A partir de agora, o Brasil conta com uma legislação específica para tratar da custódia de animais de estimação após a separação de casais. A nova lei, sancionada recentemente, preenche uma lacuna jurídica que antes obrigava magistrados a decidirem sobre a posse de cães e gatos com base em regras de propriedade de bens móveis.
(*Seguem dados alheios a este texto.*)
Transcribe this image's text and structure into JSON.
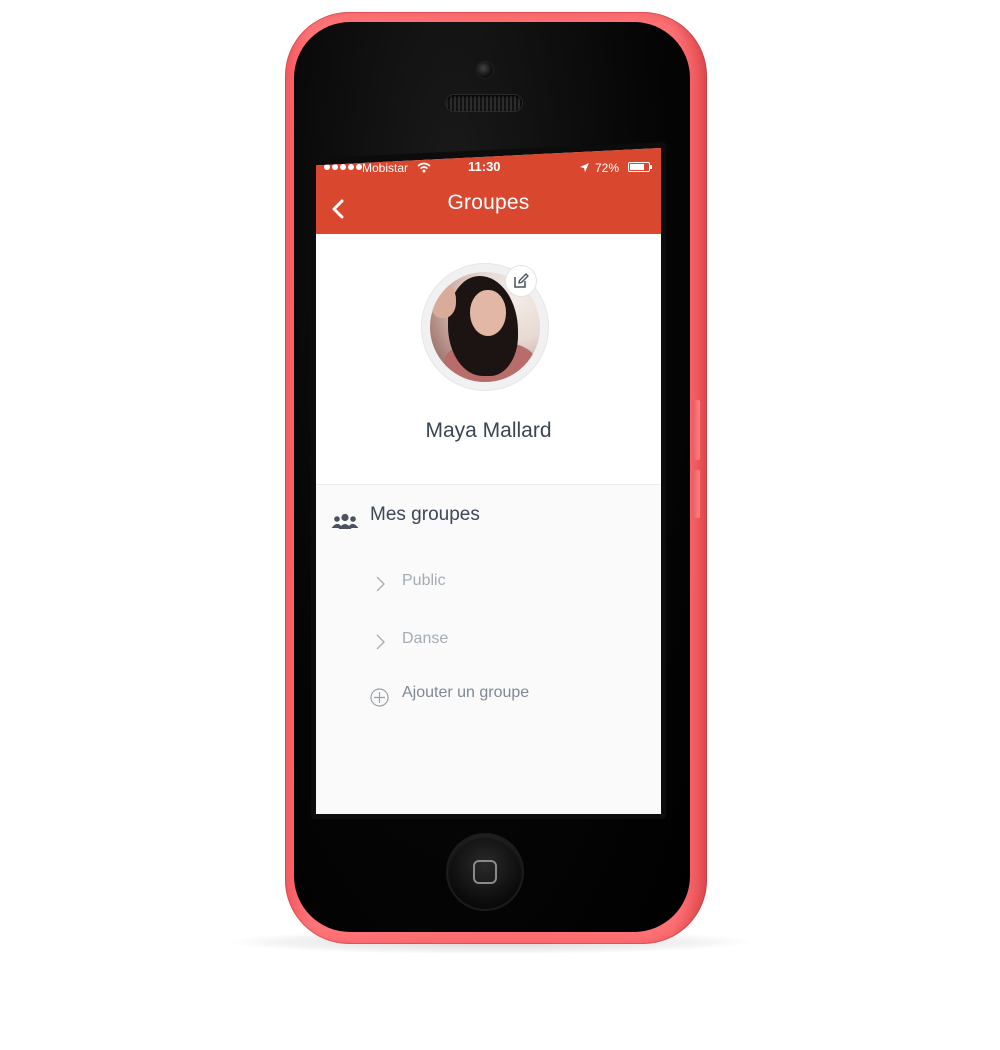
{
  "status_bar": {
    "carrier": "Mobistar",
    "time": "11:30",
    "battery": "72%"
  },
  "nav": {
    "title": "Groupes"
  },
  "profile": {
    "name": "Maya Mallard"
  },
  "groups": {
    "section_title": "Mes groupes",
    "items": [
      {
        "label": "Public"
      },
      {
        "label": "Danse"
      }
    ],
    "add_label": "Ajouter un groupe"
  },
  "colors": {
    "header": "#d9472f",
    "phone_case": "#ff6f72",
    "name_text": "#3b4653",
    "muted_text": "#a4abb3"
  },
  "icons": {
    "back": "chevron-left-icon",
    "edit": "edit-icon",
    "groups": "people-icon",
    "item": "chevron-right-icon",
    "add": "plus-circle-icon"
  }
}
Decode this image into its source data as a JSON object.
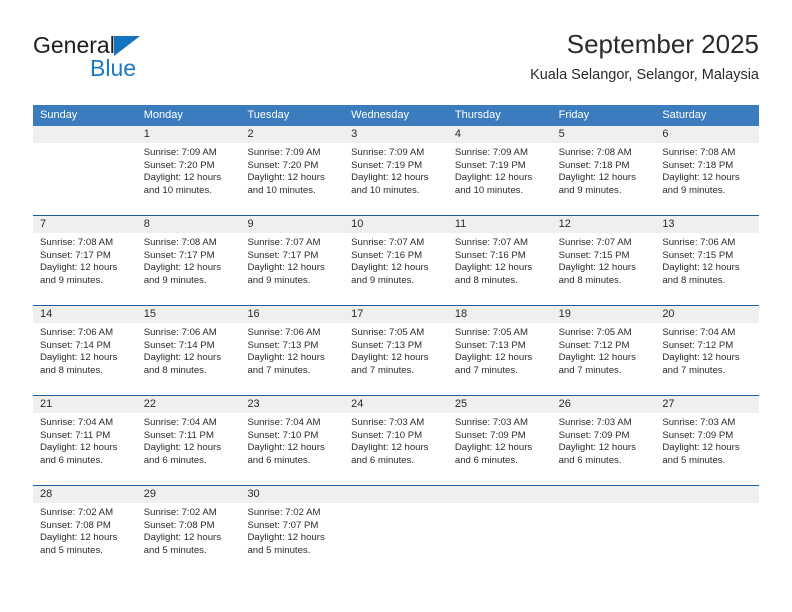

Com a mudança, os animais passam a ter um status diferenciado, focado no bem-estar e no vínculo afetivo.
A nova norma estabelece que, em caso de falta de acordo entre as partes, a guarda será decidida pelo juiz, que levará em conta qual dos tutores apresenta melhores condições de garantir o cuidado, a alimentação e o ambiente adequado para o animal.
Direitos e Deveres dos Tutores A lei detalha como devem ser organizados os cuidados com o pet após a separação:
- Guarda Compartilhada: O modelo preferencial, onde ambos os tutores dividem o tempo de convivência e as decisões sobre a vida do animal;
- Divisão de Despesas: Custos com ração, vacinas, tratamentos veterinários e higiene devem ser compartilhados proporcionalmente aos rendimentos de cada parte;
- Direito de Visitas: Garantia de convivência para o tutor que não detém a guarda física imediata;
- Histórico de Maus-tratos: A lei impede a concessão de guarda ou visitas a quem tiver histórico comprovado de violência contra animais.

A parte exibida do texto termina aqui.